Commentaire Le genre romanesque est né au XIIe siècle avec les premiers récits en langue romane (langue française), qui contribuèrent à détrôner le latin comme langue exclusive de l’écrit. D’abord en vers, les textes du XIIe siècle (Tristan et Iseut, Lancelot ou le Chevalier à la charrette...) furent repris au début du XIIIe sous la forme de vastes romans en prose, donnant naissance à un genre promis au plus bel avenir. Le roman a connu depuis lors une destinée riche et variée. Ses formes se sont multipliées, son contenu n’a cessé d’être redéfini au cours de l’histoire littéraire : on ne compte pas les théories qui se sont succédé à son sujet, ni les expérimentations dont il a été l’objet. Toutefois, dans cette abondance, émerge ce qu’il est convenu d’appeler le roman traditionnel, qui se définit par l’équation suivante : action, personnages, cadre spatio-temporel. A partir de cette formule sont nés une multitude de sous-genres, parmi lesquels :
— le roman d'aventures, dans lequel les personnages sont lancés dans des épreuves dont ils essaient de sortir victorieux (ex. : Jules Verne) ; — le roman de mœurs, qui présente la société d'une époque à travers une peinture familiale ou sociale (ex. : Honoré de Balzac, Eugénie Grandet) ; — le roman historique, dont l'action reprend des événements et des personnages empruntés à l'histoire (ex. : Alexandre Dumas, les Trois Mousquetaires) ; — le roman policier, qui s'inscrit dans le cadre d'une énigme policière dont il faut trouver la solution (ex. : Georges Simenon, le Chien jaune) ; — le roman autobiographique, dans lequel le narrateur raconte ou est supposé raconter sa vie (ex. : Marcel Proust, A la recherche du temps perdu) ; — le roman-fleuve, roman en plusieurs volumes qui développe une vaste fresque familiale et sociale (ex. : Roger Martin du Gard, les Thibault) ; — le roman épistolaire, dont l'organisation interne se présente comme une correspondance échangée entre deux ou plusieurs personnages (ex. : Choderlos de Laclos, les Liaisons dangereuses) -, — le roman-feuilleton, qui paraît dans la presse sous la forme d'un feuilleton quotidien ou hebdomadaire (ex. : Eugène Sue, les Mystères de Paris).
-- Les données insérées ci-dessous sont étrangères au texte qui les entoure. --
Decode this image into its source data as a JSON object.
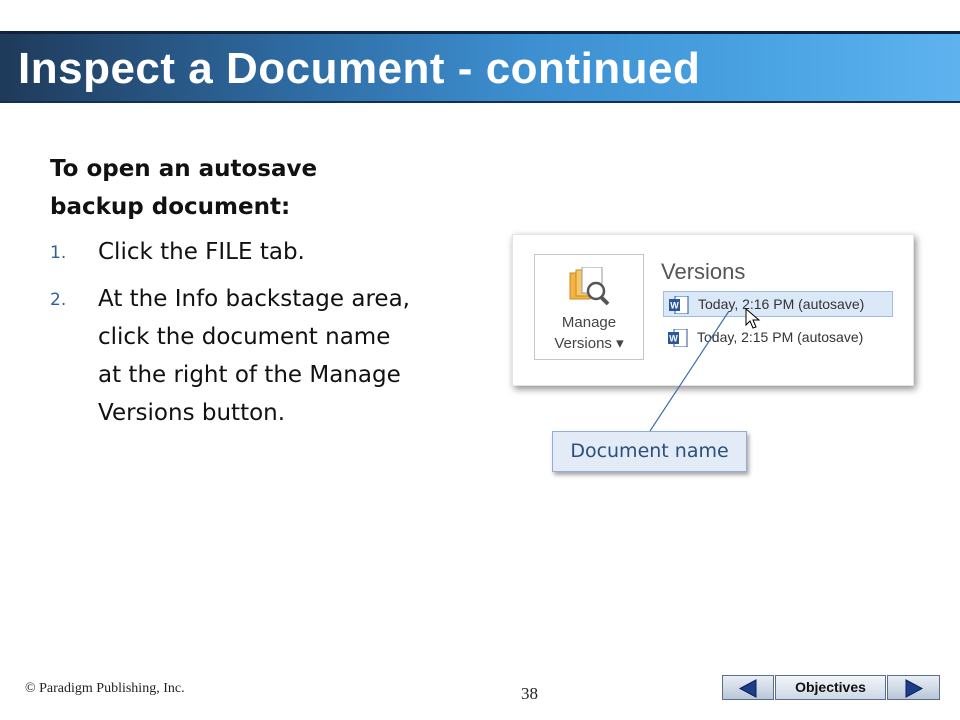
{
  "slide": {
    "title": "Inspect a Document - continued",
    "heading": "To open an autosave backup document:",
    "steps": [
      {
        "num": "1.",
        "text": "Click the FILE tab."
      },
      {
        "num": "2.",
        "text": "At the Info backstage area, click the document name at the right of the Manage Versions button."
      }
    ]
  },
  "screenshot": {
    "manage_versions_label_1": "Manage",
    "manage_versions_label_2": "Versions ▾",
    "versions_heading": "Versions",
    "version_rows": [
      {
        "text": "Today, 2:16 PM (autosave)",
        "selected": true
      },
      {
        "text": "Today, 2:15 PM (autosave)",
        "selected": false
      }
    ],
    "icons": [
      "manage-versions-icon",
      "word-doc-icon",
      "mouse-cursor-icon"
    ]
  },
  "callout": {
    "label": "Document name"
  },
  "footer": {
    "copyright": "© Paradigm Publishing, Inc.",
    "page_number": "38",
    "nav_label": "Objectives",
    "icons": [
      "prev-triangle-icon",
      "next-triangle-icon"
    ]
  },
  "colors": {
    "title_bar_dark": "#1f3a5a",
    "title_bar_light": "#5eb3ef",
    "selected_row": "#dbe8f7",
    "callout_bg": "#e2ebf6",
    "list_number": "#2a5f9a"
  }
}
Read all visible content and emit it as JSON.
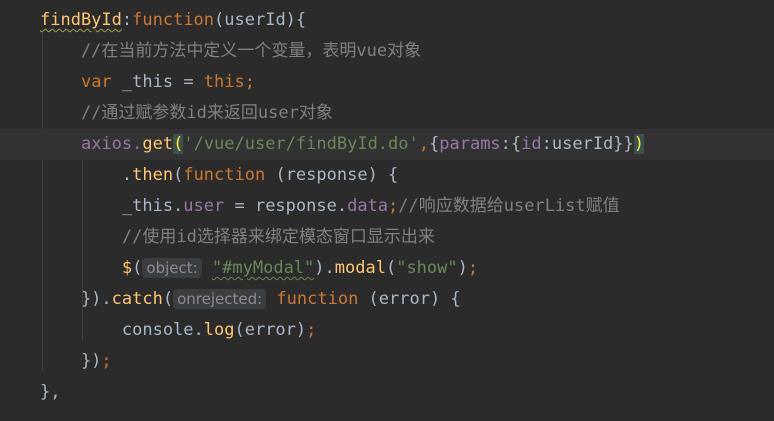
{
  "colors": {
    "background": "#2b2b2b",
    "current_line": "#323232",
    "keyword": "#cc7832",
    "plain": "#a9b7c6",
    "function_name": "#ffc66d",
    "property": "#9876aa",
    "string": "#6a8759",
    "comment": "#808080",
    "brace_match": "#3b514d"
  },
  "lines": [
    {
      "current": false,
      "tokens": [
        {
          "t": "findById",
          "c": "fn uw"
        },
        {
          "t": ":",
          "c": "pl"
        },
        {
          "t": "function",
          "c": "k"
        },
        {
          "t": "(userId){",
          "c": "pl"
        }
      ]
    },
    {
      "current": false,
      "tokens": [
        {
          "t": "    //在当前方法中定义一个变量，表明vue对象",
          "c": "cm"
        }
      ]
    },
    {
      "current": false,
      "tokens": [
        {
          "t": "    ",
          "c": "pl"
        },
        {
          "t": "var",
          "c": "k"
        },
        {
          "t": " _this = ",
          "c": "pl"
        },
        {
          "t": "this;",
          "c": "k"
        }
      ]
    },
    {
      "current": false,
      "tokens": [
        {
          "t": "    //通过赋参数id来返回user对象",
          "c": "cm"
        }
      ]
    },
    {
      "current": true,
      "tokens": [
        {
          "t": "    ",
          "c": "pl"
        },
        {
          "t": "axios.",
          "c": "pr"
        },
        {
          "t": "get",
          "c": "fn"
        },
        {
          "t": "(",
          "c": "bm"
        },
        {
          "t": "'/vue/user/findById.do'",
          "c": "st"
        },
        {
          "t": ",",
          "c": "p"
        },
        {
          "t": "{",
          "c": "pl"
        },
        {
          "t": "params",
          "c": "pr"
        },
        {
          "t": ":{",
          "c": "pl"
        },
        {
          "t": "id",
          "c": "pr"
        },
        {
          "t": ":userId}}",
          "c": "pl"
        },
        {
          "t": ")",
          "c": "bm"
        }
      ]
    },
    {
      "current": false,
      "tokens": [
        {
          "t": "        .",
          "c": "pl"
        },
        {
          "t": "then",
          "c": "fn"
        },
        {
          "t": "(",
          "c": "pl"
        },
        {
          "t": "function",
          "c": "k"
        },
        {
          "t": " (response) {",
          "c": "pl"
        }
      ]
    },
    {
      "current": false,
      "tokens": [
        {
          "t": "        _this.",
          "c": "pl"
        },
        {
          "t": "user",
          "c": "pr"
        },
        {
          "t": " = response.",
          "c": "pl"
        },
        {
          "t": "data",
          "c": "pr"
        },
        {
          "t": ";",
          "c": "p"
        },
        {
          "t": "//响应数据给userList赋值",
          "c": "cm"
        }
      ]
    },
    {
      "current": false,
      "tokens": [
        {
          "t": "        //使用id选择器来绑定模态窗口显示出来",
          "c": "cm"
        }
      ]
    },
    {
      "current": false,
      "tokens": [
        {
          "t": "        ",
          "c": "pl"
        },
        {
          "t": "$",
          "c": "fn"
        },
        {
          "t": "(",
          "c": "pl"
        },
        {
          "t": "object:",
          "c": "hint"
        },
        {
          "t": " ",
          "c": "pl"
        },
        {
          "t": "\"#myModal\"",
          "c": "st ow"
        },
        {
          "t": ").",
          "c": "pl"
        },
        {
          "t": "modal",
          "c": "fn"
        },
        {
          "t": "(",
          "c": "pl"
        },
        {
          "t": "\"show\"",
          "c": "st"
        },
        {
          "t": ")",
          "c": "pl"
        },
        {
          "t": ";",
          "c": "p"
        }
      ]
    },
    {
      "current": false,
      "tokens": [
        {
          "t": "    }).",
          "c": "pl"
        },
        {
          "t": "catch",
          "c": "fn"
        },
        {
          "t": "(",
          "c": "pl"
        },
        {
          "t": "onrejected:",
          "c": "hint"
        },
        {
          "t": " ",
          "c": "pl"
        },
        {
          "t": "function",
          "c": "k"
        },
        {
          "t": " (error) {",
          "c": "pl"
        }
      ]
    },
    {
      "current": false,
      "tokens": [
        {
          "t": "        console.",
          "c": "pl"
        },
        {
          "t": "log",
          "c": "fn"
        },
        {
          "t": "(error)",
          "c": "pl"
        },
        {
          "t": ";",
          "c": "p"
        }
      ]
    },
    {
      "current": false,
      "tokens": [
        {
          "t": "    })",
          "c": "pl"
        },
        {
          "t": ";",
          "c": "p"
        }
      ]
    },
    {
      "current": false,
      "tokens": [
        {
          "t": "},",
          "c": "pl"
        }
      ]
    }
  ]
}
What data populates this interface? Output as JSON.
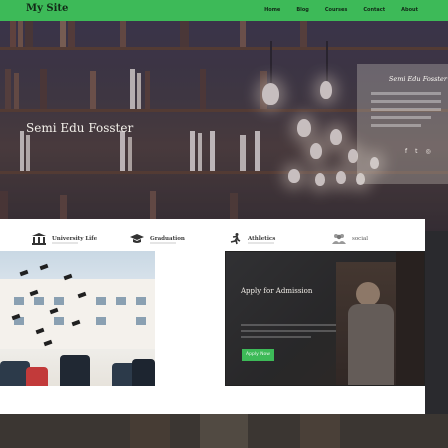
{
  "brand": "My Site",
  "nav": [
    "Home",
    "Blog",
    "Courses",
    "Contact",
    "About"
  ],
  "hero": {
    "title": "Semi Edu Fosster"
  },
  "profile": {
    "name": "Semi Edu Fosster",
    "social_icons": [
      "facebook-icon",
      "twitter-icon",
      "instagram-icon"
    ],
    "social_glyphs": [
      "f",
      "t",
      "◎"
    ]
  },
  "features": [
    {
      "label": "University Life",
      "icon": "university-icon"
    },
    {
      "label": "Graduation",
      "icon": "graduation-cap-icon"
    },
    {
      "label": "Athletics",
      "icon": "runner-icon"
    },
    {
      "label": "social",
      "icon": "users-icon"
    }
  ],
  "admission": {
    "title": "Apply for Admission",
    "button": "Apply Now"
  },
  "colors": {
    "accent": "#3dba58",
    "panel": "#ffffff",
    "nav_text": "#122a17"
  }
}
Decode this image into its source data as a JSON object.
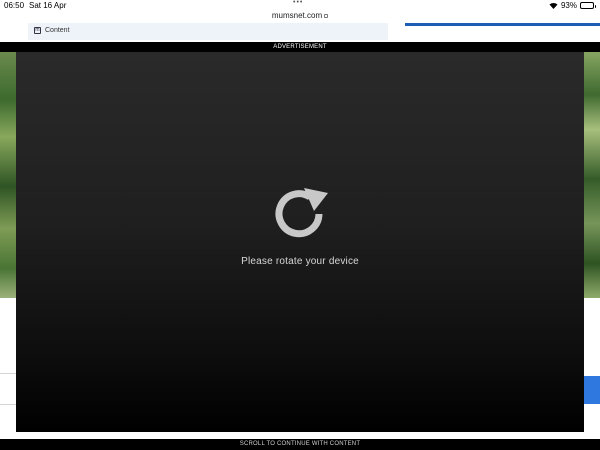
{
  "status_bar": {
    "time": "06:50",
    "date": "Sat 16 Apr",
    "battery": "93%"
  },
  "browser": {
    "url": "mumsnet.com"
  },
  "page": {
    "section_label": "Content"
  },
  "ad": {
    "label": "ADVERTISEMENT",
    "message": "Please rotate your device",
    "scroll_hint": "SCROLL TO CONTINUE WITH CONTENT"
  },
  "colors": {
    "accent_blue": "#1e5fb5",
    "button_blue": "#2f78e0",
    "overlay_black": "#000000"
  },
  "icons": {
    "rotate": "rotate-icon",
    "lock": "lock-icon",
    "wifi": "wifi-icon",
    "battery": "battery-icon"
  }
}
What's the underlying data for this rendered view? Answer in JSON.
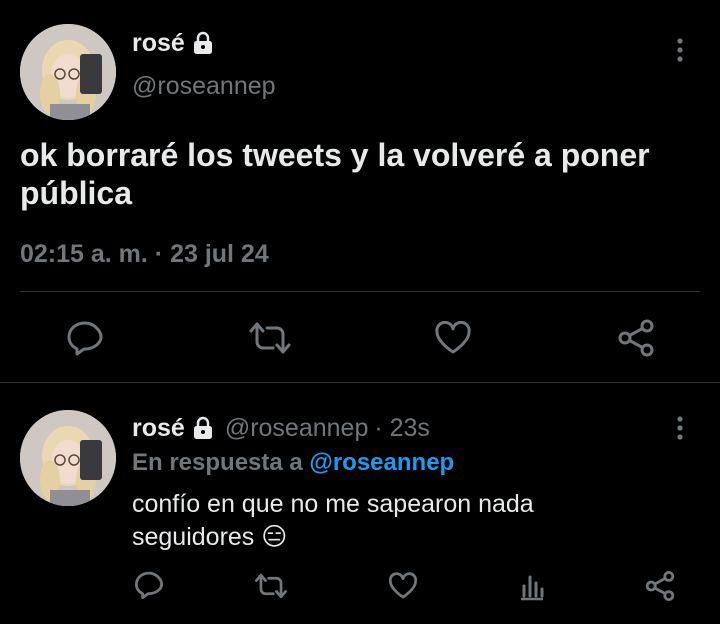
{
  "main_tweet": {
    "display_name": "rosé",
    "handle": "@roseannep",
    "text": "ok borraré los tweets y la volveré a poner pública",
    "timestamp": "02:15 a. m. · 23 jul 24",
    "icons": [
      "lock-icon",
      "more-icon",
      "reply-icon",
      "retweet-icon",
      "like-icon",
      "share-icon"
    ]
  },
  "reply_tweet": {
    "display_name": "rosé",
    "handle": "@roseannep",
    "time": "· 23s",
    "replying_prefix": "En respuesta a",
    "replying_to": "@roseannep",
    "text": "confío en que no me sapearon nada seguidores 😑",
    "icons": [
      "lock-icon",
      "more-icon",
      "reply-icon",
      "retweet-icon",
      "like-icon",
      "views-icon",
      "share-icon"
    ]
  },
  "colors": {
    "background": "#000000",
    "text": "#e7e9ea",
    "muted": "#71767b",
    "link": "#1d9bf0",
    "divider": "#2f3336"
  }
}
Citations Le vrai roman est comme une autobiographie du possible. (Albert Thibaudet, Réflexions sur le roman.) Le roman est une œuvre de mauvaise foi, mauvaise foi de la part du romancier qui croit en ses personnages et cependant se voit derrière eux, qui les ignore, les réalise comme inconnus et trouve dans les mots dont il est maître le moyen de disposer d’eux sans cesser de croire qu’ils lui échappent. Mauvaise foi du lecteur qui joue avec l’imaginaire, qui joue à être ce héros qu’il n’est pas, qui joue à prendre pour réel ce qui est fiction, et finalement s’y laisse prendre, et, dans cet enchantement qui tient l’existence écartée, retrouve une possibilité de vivre le sens de cette existence. (Maurice Blanchot, « le Roman, œuvre de mauvaise foi », in les Temps modernes, avril 1947.) Le roman fabrique du destin sur mesure. C’est ainsi qu’il concurrence la création et qu’il triomphe, provisoirement, de la mort. (Albert Camus, l'Homme révolté.)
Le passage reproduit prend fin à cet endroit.